The oceans of our blue planet are full – full of plastic. Marine mammals suffocate in ghost nets, seabirds starve to death with full stomachs – filled with lighters and lids. Huge plastic sacks waft between the continents on the high seas, and there are beaches whose sand contains more tiny plastic particles than grains of sand.

Together with the Hamburg-based marine conservation organization DEEPWAVE e.V., Anna Mandel addresses the problematic omnipresence of plastic in her new sculptures. Leftovers of our careless everyday life, remnants of the toy world, fishing nets, hoses, disposable lighters and tendril wires mingle with the world of polyps, anemones and black smokers made of shimmering glazes – and raise questions.
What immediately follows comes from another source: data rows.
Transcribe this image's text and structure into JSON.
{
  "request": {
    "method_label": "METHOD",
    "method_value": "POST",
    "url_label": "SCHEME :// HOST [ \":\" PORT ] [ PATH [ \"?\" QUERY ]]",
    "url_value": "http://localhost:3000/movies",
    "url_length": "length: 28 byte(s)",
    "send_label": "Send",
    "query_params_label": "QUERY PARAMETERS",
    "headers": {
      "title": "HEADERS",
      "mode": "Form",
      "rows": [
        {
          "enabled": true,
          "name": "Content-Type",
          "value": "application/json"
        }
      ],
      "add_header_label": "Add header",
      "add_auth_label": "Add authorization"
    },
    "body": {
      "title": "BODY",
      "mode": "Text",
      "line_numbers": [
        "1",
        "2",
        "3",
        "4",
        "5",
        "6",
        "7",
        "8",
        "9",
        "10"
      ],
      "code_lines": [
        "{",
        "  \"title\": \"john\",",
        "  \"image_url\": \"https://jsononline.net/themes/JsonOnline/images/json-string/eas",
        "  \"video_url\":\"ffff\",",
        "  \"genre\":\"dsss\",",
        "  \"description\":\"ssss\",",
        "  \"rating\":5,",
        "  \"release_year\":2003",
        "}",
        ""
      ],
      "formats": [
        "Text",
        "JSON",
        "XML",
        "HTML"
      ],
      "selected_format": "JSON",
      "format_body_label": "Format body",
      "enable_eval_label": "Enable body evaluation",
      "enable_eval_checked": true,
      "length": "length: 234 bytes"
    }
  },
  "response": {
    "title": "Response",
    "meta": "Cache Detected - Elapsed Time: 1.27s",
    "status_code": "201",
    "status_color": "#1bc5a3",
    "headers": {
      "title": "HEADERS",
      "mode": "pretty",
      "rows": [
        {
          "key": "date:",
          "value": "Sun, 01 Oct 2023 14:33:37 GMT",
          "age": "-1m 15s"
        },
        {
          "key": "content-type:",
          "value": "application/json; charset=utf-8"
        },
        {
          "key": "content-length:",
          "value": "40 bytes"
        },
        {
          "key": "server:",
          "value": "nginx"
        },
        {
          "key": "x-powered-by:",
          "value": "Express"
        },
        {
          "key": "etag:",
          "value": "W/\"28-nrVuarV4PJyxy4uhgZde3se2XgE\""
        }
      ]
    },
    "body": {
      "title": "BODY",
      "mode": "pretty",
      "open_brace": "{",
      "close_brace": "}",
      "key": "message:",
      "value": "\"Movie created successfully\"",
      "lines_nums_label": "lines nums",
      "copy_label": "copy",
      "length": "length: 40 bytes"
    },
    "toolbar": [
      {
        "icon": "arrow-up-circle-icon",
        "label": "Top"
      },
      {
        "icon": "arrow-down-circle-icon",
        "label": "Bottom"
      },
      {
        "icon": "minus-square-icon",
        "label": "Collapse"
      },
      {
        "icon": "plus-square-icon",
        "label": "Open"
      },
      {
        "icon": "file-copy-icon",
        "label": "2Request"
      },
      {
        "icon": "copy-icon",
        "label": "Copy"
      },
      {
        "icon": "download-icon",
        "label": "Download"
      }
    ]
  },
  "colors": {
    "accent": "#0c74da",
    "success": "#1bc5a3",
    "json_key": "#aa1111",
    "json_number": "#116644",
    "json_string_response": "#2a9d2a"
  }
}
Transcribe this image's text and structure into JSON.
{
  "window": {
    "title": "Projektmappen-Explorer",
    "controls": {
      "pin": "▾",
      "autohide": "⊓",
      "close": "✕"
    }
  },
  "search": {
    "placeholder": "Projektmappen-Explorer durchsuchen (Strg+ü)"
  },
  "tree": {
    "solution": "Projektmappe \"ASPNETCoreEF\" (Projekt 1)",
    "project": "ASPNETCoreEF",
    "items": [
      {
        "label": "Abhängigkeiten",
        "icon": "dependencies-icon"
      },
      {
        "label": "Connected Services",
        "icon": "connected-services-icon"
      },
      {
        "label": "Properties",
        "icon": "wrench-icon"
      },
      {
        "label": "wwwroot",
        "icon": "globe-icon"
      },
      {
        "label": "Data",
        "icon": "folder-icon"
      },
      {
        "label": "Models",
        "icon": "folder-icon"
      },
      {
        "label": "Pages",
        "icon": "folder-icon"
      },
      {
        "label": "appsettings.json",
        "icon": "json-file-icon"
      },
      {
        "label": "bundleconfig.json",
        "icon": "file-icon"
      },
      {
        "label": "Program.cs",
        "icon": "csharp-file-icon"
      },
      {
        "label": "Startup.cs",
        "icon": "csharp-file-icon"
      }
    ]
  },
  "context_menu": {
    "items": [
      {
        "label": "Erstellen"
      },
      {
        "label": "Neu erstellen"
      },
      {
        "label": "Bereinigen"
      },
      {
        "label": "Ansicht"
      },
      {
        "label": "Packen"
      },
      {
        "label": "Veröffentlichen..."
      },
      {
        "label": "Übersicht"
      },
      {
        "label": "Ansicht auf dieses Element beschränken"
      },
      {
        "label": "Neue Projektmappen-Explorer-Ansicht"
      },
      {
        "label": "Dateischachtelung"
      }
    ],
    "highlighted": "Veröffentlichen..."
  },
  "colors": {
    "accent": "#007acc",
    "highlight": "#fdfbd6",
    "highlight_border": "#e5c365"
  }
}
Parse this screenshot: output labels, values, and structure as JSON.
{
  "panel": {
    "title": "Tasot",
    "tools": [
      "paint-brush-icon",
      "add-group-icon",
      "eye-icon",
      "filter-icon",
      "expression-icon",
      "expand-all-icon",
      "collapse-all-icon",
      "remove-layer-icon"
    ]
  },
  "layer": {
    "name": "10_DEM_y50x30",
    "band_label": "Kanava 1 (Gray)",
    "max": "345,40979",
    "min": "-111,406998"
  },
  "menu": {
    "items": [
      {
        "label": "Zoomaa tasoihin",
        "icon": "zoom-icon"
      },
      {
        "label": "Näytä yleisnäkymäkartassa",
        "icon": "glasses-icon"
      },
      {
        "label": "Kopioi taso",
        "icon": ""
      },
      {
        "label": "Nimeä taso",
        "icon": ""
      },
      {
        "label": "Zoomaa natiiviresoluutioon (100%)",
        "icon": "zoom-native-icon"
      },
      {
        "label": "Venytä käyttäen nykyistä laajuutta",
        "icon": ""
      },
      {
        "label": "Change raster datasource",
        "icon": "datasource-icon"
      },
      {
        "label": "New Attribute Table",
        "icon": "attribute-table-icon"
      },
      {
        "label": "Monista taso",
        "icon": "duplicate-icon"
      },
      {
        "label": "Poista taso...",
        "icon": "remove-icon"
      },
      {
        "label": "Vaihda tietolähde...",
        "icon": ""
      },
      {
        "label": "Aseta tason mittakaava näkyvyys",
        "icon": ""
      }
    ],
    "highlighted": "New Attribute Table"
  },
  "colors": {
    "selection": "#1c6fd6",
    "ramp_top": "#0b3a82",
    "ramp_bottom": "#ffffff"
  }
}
It’s not just water that knows no boundaries.

With the things we handle, use, produce and consume down to the last decisive remnant, we move in a global cycle in which we bear responsibility. Each of our carelessnesses not only ends up on our own plates at some point, whether as micropulverized plastic in fish or as sheer absence when the seas are fished dry and deserted. But changes the blue of our planet.

We clean our world. Scrape, scratch, wipe, sweep, swirl, scrub, rub, sweep, vacuum, wipe, polish. And throw away. Broaching on. And what was thrown away reappears. Elsewhere. Pulverizes and deposits on and in. Choked and stuck, deserted and clogged, displaces and overlays the old world, the cleaned, becomes new visible and invisible component, builds in. Unobstructed. In the wrong place. Can’t get rid of it. Never.